The researchers conducted four investigations into potential coronary vascular activity of extracts prepared from elderberry, chokeberry and bilberry. The test arteries used in the investigations were porcine coronary arteries, which share similar a physiology to those in humans. The researchers investigated whether or not:
• solutions prepared from the three berry extracts possess direct endothelium-dependent or -independent vasoactivity in coronary arteries;
• endothelium-dependent, NO mediated relaxation or direct NO mediated relaxation of coronary arteries is modified in the presence of a physiological concentration of the three berry extracts;
• endothelium-dependent, NO mediated relaxation or direct NO mediated relaxation of coronary arteries is modified following either short term or overnight incubation of the arteries with a physiological concentration of the three berry extracts; and
• impaired endothelium-dependent, NO mediated relaxation of coronary arteries following exposure to superoxide is alleviated by concurrent exposure of the arteries to a physiological concentration of the three berry extracts.
They found that:
• Extracts from chokeberry and bilberry, but not elderberry, produce a direct dose-dependent relaxation of porcine coronary arteries, with chokeberry extract being the most potent. This relaxation was totally dependent on the vascular endothelium because the extracts did not significantly contract or relax arteries in which the endothelium was removed.

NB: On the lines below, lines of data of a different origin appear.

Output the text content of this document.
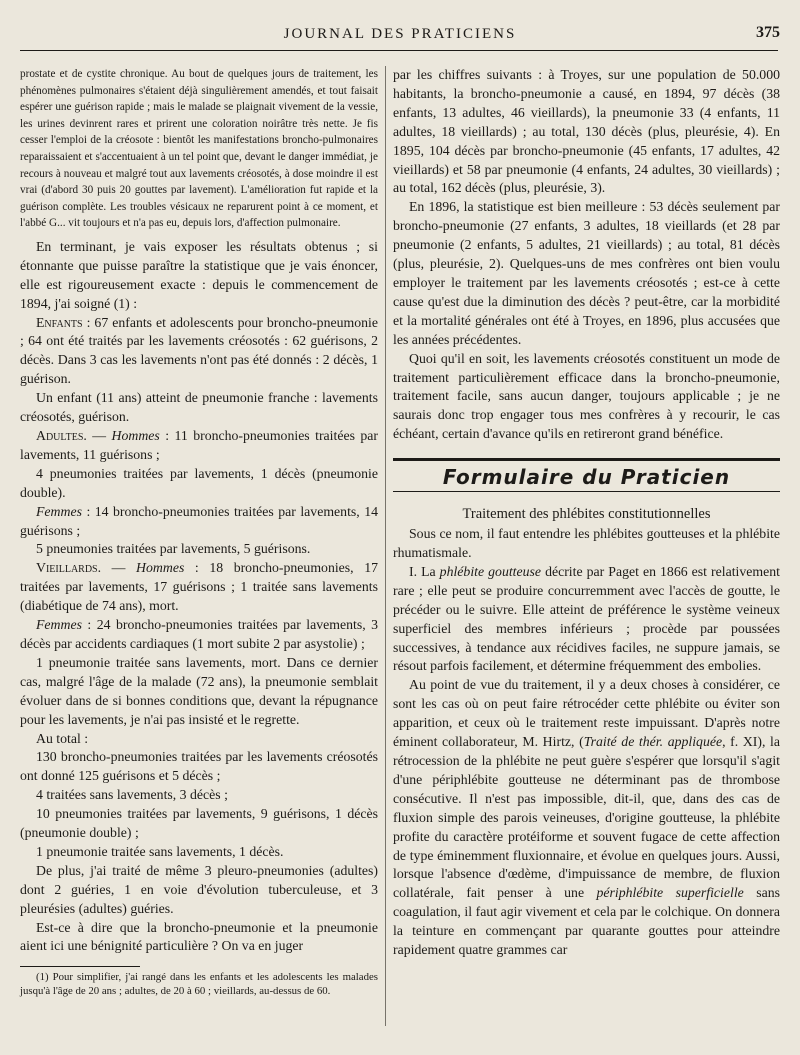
JOURNAL DES PRATICIENS	375

prostate et de cystite chronique. Au bout de quelques jours de traitement, les phénomènes pulmonaires s'étaient déjà singulièrement amendés, et tout faisait espérer une guérison rapide ; mais le malade se plaignait vivement de la vessie, les urines devinrent rares et prirent une coloration noirâtre très nette. Je fis cesser l'emploi de la créosote : bientôt les manifestations broncho-pulmonaires reparaissaient et s'accentuaient à un tel point que, devant le danger immédiat, je recours à nouveau et malgré tout aux lavements créosotés, à dose moindre il est vrai (d'abord 30 puis 20 gouttes par lavement). L'amélioration fut rapide et la guérison complète. Les troubles vésicaux ne reparurent point à ce moment, et l'abbé G... vit toujours et n'a pas eu, depuis lors, d'affection pulmonaire.

En terminant, je vais exposer les résultats obtenus ; si étonnante que puisse paraître la statistique que je vais énoncer, elle est rigoureusement exacte : depuis le commencement de 1894, j'ai soigné (1) :

Enfants : 67 enfants et adolescents pour broncho-pneumonie ; 64 ont été traités par les lavements créosotés : 62 guérisons, 2 décès. Dans 3 cas les lavements n'ont pas été donnés : 2 décès, 1 guérison.

Un enfant (11 ans) atteint de pneumonie franche : lavements créosotés, guérison.

Adultes. — Hommes : 11 broncho-pneumonies traitées par lavements, 11 guérisons ;

4 pneumonies traitées par lavements, 1 décès (pneumonie double).

Femmes : 14 broncho-pneumonies traitées par lavements, 14 guérisons ;

5 pneumonies traitées par lavements, 5 guérisons.

Vieillards. — Hommes : 18 broncho-pneumonies, 17 traitées par lavements, 17 guérisons ; 1 traitée sans lavements (diabétique de 74 ans), mort.

Femmes : 24 broncho-pneumonies traitées par lavements, 3 décès par accidents cardiaques (1 mort subite 2 par asystolie) ;

1 pneumonie traitée sans lavements, mort. Dans ce dernier cas, malgré l'âge de la malade (72 ans), la pneumonie semblait évoluer dans de si bonnes conditions que, devant la répugnance pour les lavements, je n'ai pas insisté et le regrette.

Au total :

130 broncho-pneumonies traitées par les lavements créosotés ont donné 125 guérisons et 5 décès ;

4 traitées sans lavements, 3 décès ;

10 pneumonies traitées par lavements, 9 guérisons, 1 décès (pneumonie double) ;

1 pneumonie traitée sans lavements, 1 décès.

De plus, j'ai traité de même 3 pleuro-pneumonies (adultes) dont 2 guéries, 1 en voie d'évolution tuberculeuse, et 3 pleurésies (adultes) guéries.

Est-ce à dire que la broncho-pneumonie et la pneumonie aient ici une bénignité particulière ? On va en juger

(1) Pour simplifier, j'ai rangé dans les enfants et les adolescents les malades jusqu'à l'âge de 20 ans ; adultes, de 20 à 60 ; vieillards, au-dessus de 60.

par les chiffres suivants : à Troyes, sur une population de 50.000 habitants, la broncho-pneumonie a causé, en 1894, 97 décès (38 enfants, 13 adultes, 46 vieillards), la pneumonie 33 (4 enfants, 11 adultes, 18 vieillards) ; au total, 130 décès (plus, pleurésie, 4). En 1895, 104 décès par broncho-pneumonie (45 enfants, 17 adultes, 42 vieillards) et 58 par pneumonie (4 enfants, 24 adultes, 30 vieillards) ; au total, 162 décès (plus, pleurésie, 3).

En 1896, la statistique est bien meilleure : 53 décès seulement par broncho-pneumonie (27 enfants, 3 adultes, 18 vieillards (et 28 par pneumonie (2 enfants, 5 adultes, 21 vieillards) ; au total, 81 décès (plus, pleurésie, 2). Quelques-uns de mes confrères ont bien voulu employer le traitement par les lavements créosotés ; est-ce à cette cause qu'est due la diminution des décès ? peut-être, car la morbidité et la mortalité générales ont été à Troyes, en 1896, plus accusées que les années précédentes.

Quoi qu'il en soit, les lavements créosotés constituent un mode de traitement particulièrement efficace dans la broncho-pneumonie, traitement facile, sans aucun danger, toujours applicable ; je ne saurais donc trop engager tous mes confrères à y recourir, le cas échéant, certain d'avance qu'ils en retireront grand bénéfice.

Formulaire du Praticien
Traitement des phlébites constitutionnelles

Sous ce nom, il faut entendre les phlébites goutteuses et la phlébite rhumatismale.

I. La phlébite goutteuse décrite par Paget en 1866 est relativement rare ; elle peut se produire concurremment avec l'accès de goutte, le précéder ou le suivre. Elle atteint de préférence le système veineux superficiel des membres inférieurs ; procède par poussées successives, à tendance aux récidives faciles, ne suppure jamais, se résout parfois facilement, et détermine fréquemment des embolies.

Au point de vue du traitement, il y a deux choses à considérer, ce sont les cas où on peut faire rétrocéder cette phlébite ou éviter son apparition, et ceux où le traitement reste impuissant. D'après notre éminent collaborateur, M. Hirtz, (Traité de thér. appliquée, f. XI), la rétrocession de la phlébite ne peut guère s'espérer que lorsqu'il s'agit d'une périphlébite goutteuse ne déterminant pas de thrombose consécutive. Il n'est pas impossible, dit-il, que, dans des cas de fluxion simple des parois veineuses, d'origine goutteuse, la phlébite profite du caractère protéiforme et souvent fugace de cette affection de type éminemment fluxionnaire, et évolue en quelques jours. Aussi, lorsque l'absence d'œdème, d'impuissance de membre, de fluxion collatérale, fait penser à une périphlébite superficielle sans coagulation, il faut agir vivement et cela par le colchique. On donnera la teinture en commençant par quarante gouttes pour atteindre rapidement quatre grammes car
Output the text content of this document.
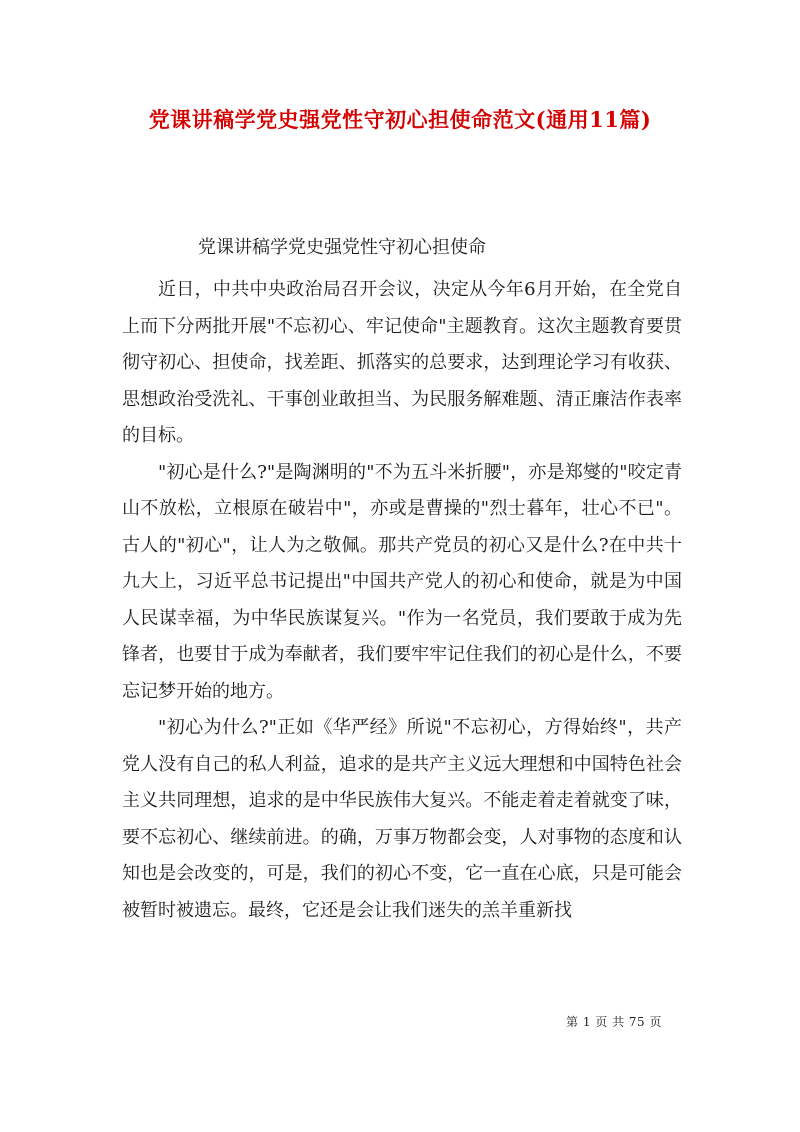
党课讲稿学党史强党性守初心担使命范文(通用11篇)

党课讲稿学党史强党性守初心担使命

近日，中共中央政治局召开会议，决定从今年6月开始，在全党自上而下分两批开展"不忘初心、牢记使命"主题教育。这次主题教育要贯彻守初心、担使命，找差距、抓落实的总要求，达到理论学习有收获、思想政治受洗礼、干事创业敢担当、为民服务解难题、清正廉洁作表率的目标。

"初心是什么?"是陶渊明的"不为五斗米折腰"，亦是郑燮的"咬定青山不放松，立根原在破岩中"，亦或是曹操的"烈士暮年，壮心不已"。古人的"初心"，让人为之敬佩。那共产党员的初心又是什么?在中共十九大上，习近平总书记提出"中国共产党人的初心和使命，就是为中国人民谋幸福，为中华民族谋复兴。"作为一名党员，我们要敢于成为先锋者，也要甘于成为奉献者，我们要牢牢记住我们的初心是什么，不要忘记梦开始的地方。

"初心为什么?"正如《华严经》所说"不忘初心，方得始终"，共产党人没有自己的私人利益，追求的是共产主义远大理想和中国特色社会主义共同理想，追求的是中华民族伟大复兴。不能走着走着就变了味，要不忘初心、继续前进。的确，万事万物都会变，人对事物的态度和认知也是会改变的，可是，我们的初心不变，它一直在心底，只是可能会被暂时被遗忘。最终，它还是会让我们迷失的羔羊重新找

第 1 页 共 75 页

• Relaxation of coronary arteries to an agent that releases NO from the arterial endothelium, as well as that in response to NO itself, were not altered by either the presence, short term exposure or overnight exposure to a physiological concentration of any of the extracts.
• A physiological concentration of chokeberry extract totally protected the coronary arteries from oxidant injury. Extracts from bilberry and elderberry provided partial, but not complete, protection against oxidant injury.
Berry extracts, in concentrations likely to be seen in the human blood stream following reasonable ingestion of these compounds, can stimulate the coronary arterial NO system. This is potentially important because of the pivotal role this system has in maintaining normal arterial function.
Furthermore, the variation in direct coronary vasoactivity and oxidative protective effect of the three different extracts, which were normalized for total anthocyanin content, strongly suggests that an individual component, or combination of components, in the berries is responsible for their vascular effects. In particular, chokeberry extract appears to possess potentially strong beneficial properties with regards to the function of coronary arteries in health and disease.
The American Physiological Society (APS) is one of the world’s most prestigious organizations for physiological scientists. These researchers specialize in understanding the processes and functions underlying human health and disease. Founded in 1887 the Bethesda, MD-based Society has more than 10,000 members and publishes 3,800 articles in its 14 peer-reviewed journals each year.